Dass es nicht so rund läuft, zeigt auch der „Bayerntrend“ des BR-Magazins Kontrovers. Der von Infratest erhobene Wert für die Corona-Politik der Staatsregierung sinkt stetig. 60 Prozent sind aktuell zufrieden; im April waren es 89. Unter CSU-Wählern gibt es viel Zustimmung, 83 Prozent – Aiwangers Unterstützer sind dagegen völlig gespalten. Jeder Zweite hadert mit der Politik der Staatsregierung. Auch Söders astronomisch hohe Zustimmungswerte nähern sich langsam normalen Gefilden an: 72 Prozent sind mit ihm zufrieden – 15 Prozentpunkte weniger als noch im Juli, aber immer noch mehr als vor der Coronakrise vor einem Jahr.
Vor allem hinterlässt der Ärger über den Distanzunterricht Spuren. 74 Prozent der Bayern äußern sich negativ über das Krisenmanagement des Kultusministeriums, quer durch alle Parteien und auch bei den Freien Wählern selbst.

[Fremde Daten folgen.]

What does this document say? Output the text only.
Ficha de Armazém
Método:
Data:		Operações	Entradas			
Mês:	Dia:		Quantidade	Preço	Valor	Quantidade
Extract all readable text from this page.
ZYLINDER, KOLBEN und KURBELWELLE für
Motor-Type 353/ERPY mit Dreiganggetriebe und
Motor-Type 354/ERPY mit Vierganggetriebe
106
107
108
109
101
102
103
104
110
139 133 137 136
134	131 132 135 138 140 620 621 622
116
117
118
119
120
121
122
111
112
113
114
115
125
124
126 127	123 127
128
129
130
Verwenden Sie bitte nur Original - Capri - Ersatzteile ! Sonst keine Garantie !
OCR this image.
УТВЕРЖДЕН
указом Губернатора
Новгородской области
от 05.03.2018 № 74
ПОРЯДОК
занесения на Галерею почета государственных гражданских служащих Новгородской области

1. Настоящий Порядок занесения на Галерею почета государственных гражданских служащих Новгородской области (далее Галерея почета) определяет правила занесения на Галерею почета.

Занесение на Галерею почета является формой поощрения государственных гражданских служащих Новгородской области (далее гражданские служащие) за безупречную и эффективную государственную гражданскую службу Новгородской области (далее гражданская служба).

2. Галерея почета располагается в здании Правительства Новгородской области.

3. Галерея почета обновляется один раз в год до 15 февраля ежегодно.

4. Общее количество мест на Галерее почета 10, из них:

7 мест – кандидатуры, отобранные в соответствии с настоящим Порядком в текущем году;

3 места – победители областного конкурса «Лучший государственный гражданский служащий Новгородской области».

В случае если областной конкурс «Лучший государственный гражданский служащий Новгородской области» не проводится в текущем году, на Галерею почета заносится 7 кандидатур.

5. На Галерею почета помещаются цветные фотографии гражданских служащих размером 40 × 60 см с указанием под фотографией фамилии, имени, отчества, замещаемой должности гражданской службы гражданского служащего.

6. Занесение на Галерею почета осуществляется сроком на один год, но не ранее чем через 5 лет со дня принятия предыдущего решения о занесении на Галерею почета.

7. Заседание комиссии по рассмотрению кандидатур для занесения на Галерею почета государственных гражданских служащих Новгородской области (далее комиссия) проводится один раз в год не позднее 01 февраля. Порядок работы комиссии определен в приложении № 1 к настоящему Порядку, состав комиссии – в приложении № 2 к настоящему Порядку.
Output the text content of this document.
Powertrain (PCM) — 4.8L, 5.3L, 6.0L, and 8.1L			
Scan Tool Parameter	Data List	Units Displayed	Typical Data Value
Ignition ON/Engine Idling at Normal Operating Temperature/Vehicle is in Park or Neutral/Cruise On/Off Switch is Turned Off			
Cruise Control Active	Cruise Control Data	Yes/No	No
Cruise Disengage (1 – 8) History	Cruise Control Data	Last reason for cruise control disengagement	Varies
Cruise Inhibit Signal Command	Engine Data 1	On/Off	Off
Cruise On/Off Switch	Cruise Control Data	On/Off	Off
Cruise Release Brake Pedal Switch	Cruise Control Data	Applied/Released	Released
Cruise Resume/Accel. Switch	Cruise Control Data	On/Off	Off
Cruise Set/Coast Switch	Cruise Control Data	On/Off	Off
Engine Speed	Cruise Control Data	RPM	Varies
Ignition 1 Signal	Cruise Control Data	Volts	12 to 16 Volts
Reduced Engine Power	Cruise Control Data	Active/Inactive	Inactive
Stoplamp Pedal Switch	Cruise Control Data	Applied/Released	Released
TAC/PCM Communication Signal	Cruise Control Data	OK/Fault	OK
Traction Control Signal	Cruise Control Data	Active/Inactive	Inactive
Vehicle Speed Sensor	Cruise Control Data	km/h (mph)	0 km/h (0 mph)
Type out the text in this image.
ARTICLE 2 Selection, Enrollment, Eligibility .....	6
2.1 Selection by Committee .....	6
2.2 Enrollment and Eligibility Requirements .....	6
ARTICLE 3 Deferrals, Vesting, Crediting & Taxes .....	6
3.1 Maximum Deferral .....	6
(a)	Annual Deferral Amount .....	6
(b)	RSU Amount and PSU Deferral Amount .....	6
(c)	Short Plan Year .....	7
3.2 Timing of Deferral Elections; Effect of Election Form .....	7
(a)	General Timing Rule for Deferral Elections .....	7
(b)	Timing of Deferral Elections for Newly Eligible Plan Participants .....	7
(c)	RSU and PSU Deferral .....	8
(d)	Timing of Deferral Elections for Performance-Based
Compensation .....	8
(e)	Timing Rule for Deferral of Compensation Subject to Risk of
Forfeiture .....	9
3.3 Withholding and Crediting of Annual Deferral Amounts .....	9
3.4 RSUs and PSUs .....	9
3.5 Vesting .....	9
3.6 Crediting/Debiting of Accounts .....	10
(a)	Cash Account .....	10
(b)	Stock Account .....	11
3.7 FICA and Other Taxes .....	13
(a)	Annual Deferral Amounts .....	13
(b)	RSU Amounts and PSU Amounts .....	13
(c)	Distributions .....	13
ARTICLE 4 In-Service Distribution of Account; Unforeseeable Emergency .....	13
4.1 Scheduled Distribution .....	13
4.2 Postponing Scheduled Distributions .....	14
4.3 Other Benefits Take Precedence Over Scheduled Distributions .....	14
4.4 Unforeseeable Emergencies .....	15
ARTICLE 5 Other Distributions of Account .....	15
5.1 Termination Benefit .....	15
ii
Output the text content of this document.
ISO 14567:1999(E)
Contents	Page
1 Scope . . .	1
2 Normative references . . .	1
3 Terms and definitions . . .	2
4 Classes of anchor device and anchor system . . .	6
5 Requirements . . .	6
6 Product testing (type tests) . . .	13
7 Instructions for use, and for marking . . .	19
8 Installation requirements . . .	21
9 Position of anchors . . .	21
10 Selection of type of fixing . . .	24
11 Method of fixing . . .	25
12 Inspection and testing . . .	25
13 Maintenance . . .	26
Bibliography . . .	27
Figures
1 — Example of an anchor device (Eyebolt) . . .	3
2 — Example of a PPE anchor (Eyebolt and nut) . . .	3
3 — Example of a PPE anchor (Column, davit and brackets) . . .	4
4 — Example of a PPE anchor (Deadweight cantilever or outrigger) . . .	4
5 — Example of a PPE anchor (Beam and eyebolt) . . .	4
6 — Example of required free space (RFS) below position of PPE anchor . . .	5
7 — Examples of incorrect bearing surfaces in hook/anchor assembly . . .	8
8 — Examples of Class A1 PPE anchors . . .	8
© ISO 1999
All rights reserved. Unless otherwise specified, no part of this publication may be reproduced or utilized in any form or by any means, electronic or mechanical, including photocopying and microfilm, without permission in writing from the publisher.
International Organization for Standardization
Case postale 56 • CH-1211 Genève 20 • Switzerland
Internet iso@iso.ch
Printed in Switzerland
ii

Schaut man auf das Gesamtbild der Staatsregierung, schneidet die CSU deutlich besser ab: 66 Prozent sind mit der Arbeit dieses Teils der Regierung einverstanden, nur 45 Prozent mit den Freien Wählern. Noch ein kurioses Detail aus den Daten: 70 Prozent der Grünen-Wähler stimmen der Staatsregierung zu, aber nur 61 Prozent der Freien Wähler. Das als Signal für einen schwarz-grünen Flirt zu deuten, wäre übertrieben. Aber es fällt auf, wie Corona die fundamentalen Differenzen zwischen CSU und Grünen überdeckt. Söder setzt mit Blick auf die Bundestagswahl derzeit klar auf die schwarz-grüne Karte – und dürfte sich bestätigt fühlen.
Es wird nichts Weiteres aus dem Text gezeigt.